Disclosure: Long GOOGL, META.
AI as an Interface
Google is testing audio summaries of search results. One thing voice-to-text and text-to-voice models do is to increase the user attention surface area for every possible piece of content. Given that there are publications that give away text and paywall podcasts and publications that make podcasts for free but paywall transcripts, there's no one format that makes everyone happy. And toggling between formats enables slightly more use cases (casual gaming often fills the void of "you suddenly have at least ten seconds, and possibly a few minutes, of downtime," but it's not the only way). As with other AI products, the net result of having more ways to consume the same piece of content is that it leads to a slightly larger audience for the most popular kinds and thus slightly more competition for everyone else.
Pump-and-Dump
If you've ever wondered what those annoying reply-spam bots on Twitter are up to, the WSJ has an explanation: they're luring retail traders into pump-and-dump schemes, often involving small Chinese companies ($, WSJ). There's some overlap in the companies and banks involved in that piece and the ones highlighted in this Diff article about the surprising underperformance of IPOs priced at under $10/share ($). The biggest surprise in all of this is that the exchanges are so tolerant of what's obviously and predictably a scam, especially given the relatively low dollar amounts involved.
Antitrust
As an indirect part of trade negotiations, Chinese regulators are delaying approval for a merger between Synopsis and Ansys ($, FT).

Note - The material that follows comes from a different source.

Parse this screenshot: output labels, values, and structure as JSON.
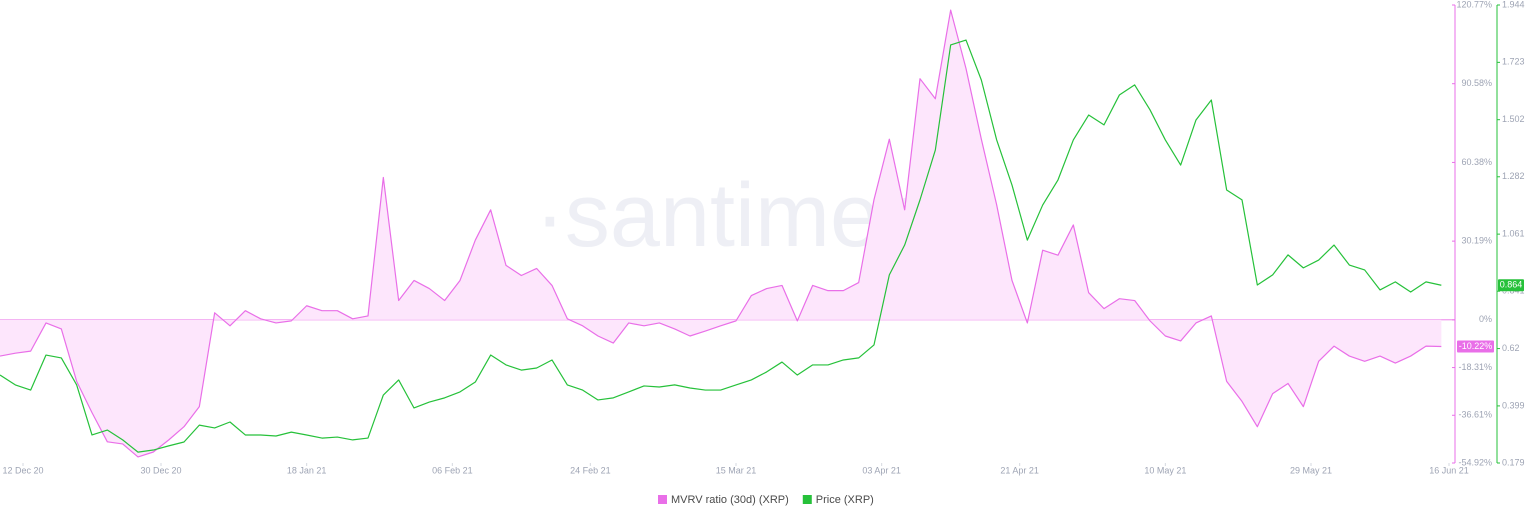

One of the drawbacks of a global supply chain is that it means a company is regulated by the strictest country in which it does business, or at least the strictest country it can't decline to do business with. For many tech companies in the chip supply chain, the US has been the trouble spot, because the US is a big enough market that it's impractical to abandon, but also a market whose government is increasingly picky about what kinds of hardware China can access. (Europe is more of an issue for very profitable companies that take advantage of the US's comparative advantage in targeting ads, which is no match for Europe's comparative advantage in crafting annoying and unpredictable regulations for multinationals.) The most annoying future economic arrangement for big companies is that trade ties remain strong enough that every sufficiently big business straddles multiple mutually-hostile jurisdictions, and whichever company is trying to accomplish something is a target for regulatory retaliation over something unrelated.